Today after talking to Ryan's case worker about all that has happened this week I was a little overwhelmed. On Monday Ryan's mom had sentencing for charges in Keith County that she pled no contest to last month. She had told us that there was no way they would put her in jail since she was having visits with Ryan here and was sure she would get probation. Well she was sentenced to 90 days with 22 days credit served and was transfered to the jail here in North Platte. I talked to Ryan's lawyer and she checked with the county attorney and found out that if Cindy is given credit for good time(I guess if you are good they give you extra days towards your sentence) then she could serve only 53 days which would be 31 days(I am not sure if that includes sitting out court costs) so she could be out the beginning of next month. Anyway this pushes back the goal date for reunification or adoption, which makes it feel like our time in limbo is being prolonged.

But after talking to the case worker I started having a moment of thinking about things and these are some thoughts I had, "What if we do adopt him and he: never views us as parents; comes to think we stole him from his mom; becomes resentful towards us and instead of helping to heal him he becomes worst; he grows up and never wants another thing to do with us once he is out of the house; his sometimes jealousy towards Alex just grows and becomes not just sometimes but a horrible obvious resentment, etc. See how crazy my mind was going. These are things that can happen even between our own bio kids, but for some reason with it being about a non-bio kid the worries are so much more in my face.

So here is what I have decided parenting is like....making a quilt. With your own kids you get to pick out the pattern, you decide how much time you put into it, if you want to do any special stitches to make it more beautiful, what kind of batting you want so it can be as soft and comfortable as possible, if you want to put the effort into making it a quilt that will withstand wear and tear or if it will fall apart. So in the end your quilt is what you make it. Your child is what you make them(to an extent, there comes a point when your child's choices are their own and  they become what they choose to become regardless of  your parenting whether good or bad.)

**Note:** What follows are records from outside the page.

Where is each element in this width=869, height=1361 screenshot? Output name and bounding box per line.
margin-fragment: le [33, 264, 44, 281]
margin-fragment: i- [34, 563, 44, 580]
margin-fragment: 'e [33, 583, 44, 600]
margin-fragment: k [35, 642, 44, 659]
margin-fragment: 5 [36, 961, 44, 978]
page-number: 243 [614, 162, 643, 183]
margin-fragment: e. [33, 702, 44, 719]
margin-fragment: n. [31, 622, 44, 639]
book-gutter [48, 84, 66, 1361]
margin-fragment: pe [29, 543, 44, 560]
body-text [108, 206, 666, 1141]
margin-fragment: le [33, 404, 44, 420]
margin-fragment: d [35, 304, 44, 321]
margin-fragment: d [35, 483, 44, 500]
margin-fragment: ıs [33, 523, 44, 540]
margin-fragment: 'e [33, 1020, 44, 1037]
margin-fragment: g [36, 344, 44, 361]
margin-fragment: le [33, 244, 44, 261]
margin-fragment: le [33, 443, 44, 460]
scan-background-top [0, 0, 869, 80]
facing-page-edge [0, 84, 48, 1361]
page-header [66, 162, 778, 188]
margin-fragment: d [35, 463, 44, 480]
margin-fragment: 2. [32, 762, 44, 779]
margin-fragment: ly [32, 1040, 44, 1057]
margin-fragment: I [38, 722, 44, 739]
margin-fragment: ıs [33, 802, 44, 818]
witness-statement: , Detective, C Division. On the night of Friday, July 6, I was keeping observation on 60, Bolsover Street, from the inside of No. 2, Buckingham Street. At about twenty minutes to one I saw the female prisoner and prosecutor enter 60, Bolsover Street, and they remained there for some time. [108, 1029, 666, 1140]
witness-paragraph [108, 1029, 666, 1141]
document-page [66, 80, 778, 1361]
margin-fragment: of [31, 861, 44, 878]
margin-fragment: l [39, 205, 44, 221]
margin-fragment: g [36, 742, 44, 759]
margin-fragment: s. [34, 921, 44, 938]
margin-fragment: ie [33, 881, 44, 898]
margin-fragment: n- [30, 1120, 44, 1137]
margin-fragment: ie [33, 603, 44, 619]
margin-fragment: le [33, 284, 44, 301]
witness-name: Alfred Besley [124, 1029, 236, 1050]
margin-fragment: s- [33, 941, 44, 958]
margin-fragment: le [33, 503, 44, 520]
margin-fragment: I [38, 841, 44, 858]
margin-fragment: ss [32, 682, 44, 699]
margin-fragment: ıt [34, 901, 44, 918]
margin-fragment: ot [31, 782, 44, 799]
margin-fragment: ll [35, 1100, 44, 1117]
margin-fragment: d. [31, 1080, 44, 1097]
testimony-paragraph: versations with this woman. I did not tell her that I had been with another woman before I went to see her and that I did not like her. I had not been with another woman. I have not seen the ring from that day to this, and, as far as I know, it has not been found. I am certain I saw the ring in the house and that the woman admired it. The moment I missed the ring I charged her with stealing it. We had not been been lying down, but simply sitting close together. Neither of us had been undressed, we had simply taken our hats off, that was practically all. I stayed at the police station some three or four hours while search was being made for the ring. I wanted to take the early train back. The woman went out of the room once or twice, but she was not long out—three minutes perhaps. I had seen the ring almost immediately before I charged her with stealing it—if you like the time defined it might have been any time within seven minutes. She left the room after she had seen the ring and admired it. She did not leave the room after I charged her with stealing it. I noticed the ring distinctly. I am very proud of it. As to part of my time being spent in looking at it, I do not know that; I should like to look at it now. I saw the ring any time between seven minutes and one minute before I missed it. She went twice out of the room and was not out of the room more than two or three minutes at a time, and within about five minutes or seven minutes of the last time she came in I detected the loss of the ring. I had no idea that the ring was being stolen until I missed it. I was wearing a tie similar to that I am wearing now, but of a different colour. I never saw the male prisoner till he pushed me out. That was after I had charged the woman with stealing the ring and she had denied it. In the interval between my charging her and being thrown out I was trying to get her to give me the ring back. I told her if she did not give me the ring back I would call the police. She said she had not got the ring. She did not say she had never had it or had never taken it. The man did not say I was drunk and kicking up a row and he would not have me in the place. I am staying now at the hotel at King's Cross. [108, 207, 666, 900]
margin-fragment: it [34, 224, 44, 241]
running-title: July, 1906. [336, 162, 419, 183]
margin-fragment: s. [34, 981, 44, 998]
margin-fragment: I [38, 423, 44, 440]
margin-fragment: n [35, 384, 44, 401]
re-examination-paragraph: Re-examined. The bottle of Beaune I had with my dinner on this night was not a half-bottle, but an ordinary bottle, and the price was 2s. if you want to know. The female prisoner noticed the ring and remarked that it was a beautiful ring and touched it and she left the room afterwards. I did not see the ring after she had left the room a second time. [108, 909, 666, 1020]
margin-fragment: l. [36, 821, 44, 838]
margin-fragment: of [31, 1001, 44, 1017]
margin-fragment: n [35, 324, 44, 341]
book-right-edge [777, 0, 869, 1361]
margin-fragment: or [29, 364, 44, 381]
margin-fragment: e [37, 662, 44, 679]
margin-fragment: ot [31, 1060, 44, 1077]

But with Ryan it is like I am being given a quilt that is ripped, tattered, worn thin, threads showing, and dirty and all I can think of is do I have the ability and love to re-enforce all the weak seams, to patch the holes with beautiful new fabric, to re-quilt with new batting, to lovingly wash taking special care on stains left behind. Do I have the ability to take a child who is so battered and broken in somewhat unobvious ways to the world and help him become the man God created him to be.

With my own kids I know that I make mistakes, we all do, but I love my kids, have been there from day one and I am the only mom that they have ever had and so I am not as worried about all the terrible choices they could make. It isn't like the fear I have that I might not be enough to change the pattern that has formed in Ryan's heart. I guess that is where I step back from trying to be the one that "fixes" him and allow God to heal the hurts.